Not All Clones Are Created Equal

 Posted by on October 24, 2011  Guild Wars, MMO Gaming, Rift
Oct 242011
 

Over the last 3 or 4 years a certain stigma has developed relating to the game-that-must-not-be-named and others that superficially attempt to emulate it’s success. Whilst being labelled a “WoW clone” may be an accurate label to describe a particular style of MMO RPG, it also encourages the projection of a person’s feelings towards WoW on that game. If you hate WoW chances are you’ll give it a miss. If you like WoW, well you’re probably playing it and waiting for Kung Fu Panda to arrive.

I should qualify this post by admitting that I have attempted to get into WoW on no less than 3 occasions. The most successful was post-Cataclysm where I got a mage (I think) to the mid 20s and then got the overwhelming feeling of repeating the same 3 quest types over and over in different scenery. I quit, and had the 4 gold I’d accumulated taken from my account by an unknown party. I’m sure it was worth it for them.

Rift came out a few months ago and got the WoW clone label attached to it. Having played it a lot over the last few months I can say that the label is somewhat accurate in the sense of killing differently skinned rats in different areas in order to complete the same 3 quest types. But to leave the labelling there is just plain inaccurate.

A lot of the boredom of doing the same few quest types is that you invariably end up pressing the same few buttons each time. Rift has a flexible class structure made up of an archtype (eg. rogue) and 8 souls within each one. Players can slot up to 3 at a time and distribute points as they wish between those souls. It makes it perfectly possible for a rogue to be doing DPS one minute, support the next, and AoE the one after that – boredom doesn’t get time to set in. Sound familiar? *cough*GuildWars*cough*

Another problem is diversity of stuff to do while you’re levelling. WoW had what felt like a very linear path, and if I didn’t finish this quest I wasn’t going to get any more. Rift breaks up progression through, well, rifts. Sure you can ignore them if you like but it seems rather silly to do so. Zone wide invasions where a dozen or so rifts will open, a load of invaders start attacking towns and you’re tasked with beating them back are fun to be part of and the rewards for participating are good. World events are a nice change of pace too, giving players different tasks for the month or so they’re active in addition to their regular quests.

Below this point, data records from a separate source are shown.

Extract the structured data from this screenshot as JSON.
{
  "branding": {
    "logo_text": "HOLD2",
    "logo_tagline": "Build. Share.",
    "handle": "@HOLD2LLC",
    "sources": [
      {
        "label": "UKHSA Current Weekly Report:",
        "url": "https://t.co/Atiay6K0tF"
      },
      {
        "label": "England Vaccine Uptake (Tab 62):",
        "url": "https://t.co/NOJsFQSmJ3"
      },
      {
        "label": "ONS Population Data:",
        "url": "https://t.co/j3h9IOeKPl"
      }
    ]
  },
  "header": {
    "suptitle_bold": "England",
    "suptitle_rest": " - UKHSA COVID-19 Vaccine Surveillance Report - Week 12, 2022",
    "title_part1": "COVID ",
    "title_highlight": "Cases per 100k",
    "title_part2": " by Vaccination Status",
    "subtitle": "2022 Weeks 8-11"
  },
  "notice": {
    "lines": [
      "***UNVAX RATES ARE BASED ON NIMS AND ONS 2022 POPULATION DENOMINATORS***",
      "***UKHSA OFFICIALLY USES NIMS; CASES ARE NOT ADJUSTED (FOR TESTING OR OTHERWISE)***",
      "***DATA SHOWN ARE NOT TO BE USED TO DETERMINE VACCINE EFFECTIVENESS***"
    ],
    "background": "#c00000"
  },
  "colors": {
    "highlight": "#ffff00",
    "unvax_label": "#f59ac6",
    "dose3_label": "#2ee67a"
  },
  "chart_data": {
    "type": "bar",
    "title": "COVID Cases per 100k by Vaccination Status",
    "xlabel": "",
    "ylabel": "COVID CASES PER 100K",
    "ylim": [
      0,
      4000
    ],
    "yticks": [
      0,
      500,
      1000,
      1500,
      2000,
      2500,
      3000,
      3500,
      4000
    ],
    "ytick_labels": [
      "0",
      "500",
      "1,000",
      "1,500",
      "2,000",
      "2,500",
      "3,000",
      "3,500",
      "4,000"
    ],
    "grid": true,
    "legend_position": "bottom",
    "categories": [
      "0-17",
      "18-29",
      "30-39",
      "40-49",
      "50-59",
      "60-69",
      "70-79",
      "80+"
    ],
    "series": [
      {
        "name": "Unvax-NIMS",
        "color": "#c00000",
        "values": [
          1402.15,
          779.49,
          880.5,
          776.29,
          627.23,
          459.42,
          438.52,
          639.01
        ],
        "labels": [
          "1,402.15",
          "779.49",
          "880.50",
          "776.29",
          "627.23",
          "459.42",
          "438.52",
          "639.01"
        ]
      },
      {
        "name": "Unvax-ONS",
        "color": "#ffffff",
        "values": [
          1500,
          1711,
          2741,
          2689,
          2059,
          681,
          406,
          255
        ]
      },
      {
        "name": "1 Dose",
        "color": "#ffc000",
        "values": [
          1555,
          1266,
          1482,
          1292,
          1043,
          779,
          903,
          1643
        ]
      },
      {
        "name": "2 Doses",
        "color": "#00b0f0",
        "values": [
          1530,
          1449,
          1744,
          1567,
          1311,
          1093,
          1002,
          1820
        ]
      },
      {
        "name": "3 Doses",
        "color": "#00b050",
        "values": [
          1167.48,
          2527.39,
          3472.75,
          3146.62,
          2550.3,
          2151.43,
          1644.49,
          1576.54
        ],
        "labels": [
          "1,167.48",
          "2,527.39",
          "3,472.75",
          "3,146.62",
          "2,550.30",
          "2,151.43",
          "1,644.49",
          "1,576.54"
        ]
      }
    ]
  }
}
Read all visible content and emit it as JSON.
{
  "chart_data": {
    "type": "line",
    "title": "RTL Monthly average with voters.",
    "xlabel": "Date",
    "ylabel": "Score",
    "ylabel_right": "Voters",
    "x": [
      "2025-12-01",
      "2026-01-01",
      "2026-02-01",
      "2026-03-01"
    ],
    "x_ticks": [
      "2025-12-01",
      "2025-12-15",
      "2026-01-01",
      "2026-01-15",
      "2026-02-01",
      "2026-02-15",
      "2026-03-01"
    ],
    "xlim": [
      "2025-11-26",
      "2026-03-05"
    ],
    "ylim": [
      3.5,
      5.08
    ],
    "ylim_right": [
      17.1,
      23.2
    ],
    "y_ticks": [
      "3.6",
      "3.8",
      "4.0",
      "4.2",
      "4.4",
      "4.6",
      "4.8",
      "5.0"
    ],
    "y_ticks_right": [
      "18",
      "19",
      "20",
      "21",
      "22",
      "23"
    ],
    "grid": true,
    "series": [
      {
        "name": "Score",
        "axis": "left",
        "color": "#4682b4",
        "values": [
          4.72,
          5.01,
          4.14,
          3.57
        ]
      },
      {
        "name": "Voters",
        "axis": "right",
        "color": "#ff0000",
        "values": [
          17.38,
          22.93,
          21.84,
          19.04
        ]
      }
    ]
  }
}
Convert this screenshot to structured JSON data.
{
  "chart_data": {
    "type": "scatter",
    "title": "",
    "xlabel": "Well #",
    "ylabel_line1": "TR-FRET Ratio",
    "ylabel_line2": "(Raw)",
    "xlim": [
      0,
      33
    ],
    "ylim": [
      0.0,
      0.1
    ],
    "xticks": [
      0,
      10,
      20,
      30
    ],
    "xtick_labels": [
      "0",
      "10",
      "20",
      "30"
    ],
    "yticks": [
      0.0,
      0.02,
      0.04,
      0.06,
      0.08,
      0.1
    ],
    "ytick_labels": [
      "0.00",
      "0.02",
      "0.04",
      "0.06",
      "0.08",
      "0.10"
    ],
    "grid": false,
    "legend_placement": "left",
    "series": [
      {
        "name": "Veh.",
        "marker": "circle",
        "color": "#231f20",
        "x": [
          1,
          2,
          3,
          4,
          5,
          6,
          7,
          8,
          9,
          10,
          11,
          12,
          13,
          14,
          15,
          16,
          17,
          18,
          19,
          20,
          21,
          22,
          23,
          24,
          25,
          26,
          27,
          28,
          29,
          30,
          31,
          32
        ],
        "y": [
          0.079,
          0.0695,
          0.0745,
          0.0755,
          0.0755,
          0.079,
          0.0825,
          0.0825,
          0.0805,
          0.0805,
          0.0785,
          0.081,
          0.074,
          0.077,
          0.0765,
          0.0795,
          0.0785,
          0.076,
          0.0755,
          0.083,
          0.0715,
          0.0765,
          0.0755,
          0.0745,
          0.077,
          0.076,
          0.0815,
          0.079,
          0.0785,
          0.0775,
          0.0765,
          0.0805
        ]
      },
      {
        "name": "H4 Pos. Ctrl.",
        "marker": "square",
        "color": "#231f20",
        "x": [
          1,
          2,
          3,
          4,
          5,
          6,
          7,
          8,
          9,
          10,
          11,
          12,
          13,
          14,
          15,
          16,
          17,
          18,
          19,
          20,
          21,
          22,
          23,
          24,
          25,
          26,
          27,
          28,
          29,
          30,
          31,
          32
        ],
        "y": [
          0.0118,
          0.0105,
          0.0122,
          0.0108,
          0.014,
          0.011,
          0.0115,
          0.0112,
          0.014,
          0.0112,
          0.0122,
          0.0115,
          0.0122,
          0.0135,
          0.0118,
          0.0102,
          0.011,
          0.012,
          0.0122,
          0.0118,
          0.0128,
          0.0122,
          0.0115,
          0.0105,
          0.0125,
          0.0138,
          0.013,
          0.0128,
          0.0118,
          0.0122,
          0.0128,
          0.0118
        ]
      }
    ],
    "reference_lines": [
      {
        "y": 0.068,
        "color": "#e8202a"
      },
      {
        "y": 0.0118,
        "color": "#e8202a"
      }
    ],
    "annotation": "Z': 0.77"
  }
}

The moral of the story is that not all clones are created equal. Don’t dismiss a game just because you dislike WoW and it starts getting that label. You could miss out on a real gem you grow to love.

  2 Responses to “Not All Clones Are Created Equal”

  1. This is my favorite post today…

    The only reason Rift is like WoW is if you insist on playing it like WoW. I spend at least 2-3 days a week respeccing. I spend days either healing, DPS’ing and on rare occasions, tanking…all from one character.

    I can go do quests, but I can run willy nilly on Rift closing sprees, crafting gathering runs, and more…

    People put labels on things because they cannot break their own molds.

    You know, maybe it is because GW was my all time favorite online RPG that I can put away the WoW mentality (as like you, I could never really get into it).

    I think GW2 will also break the infamous “clone” mold…but, we’re guaranteed there will be the “OMG’s..it’s WoW!” haters.

    Cheers

  2. The WoW clone label gets thrown around far too often, and I usually dismiss anyone’s remarks when they use it. It’s a lazy way to get your point across and often inaccurate.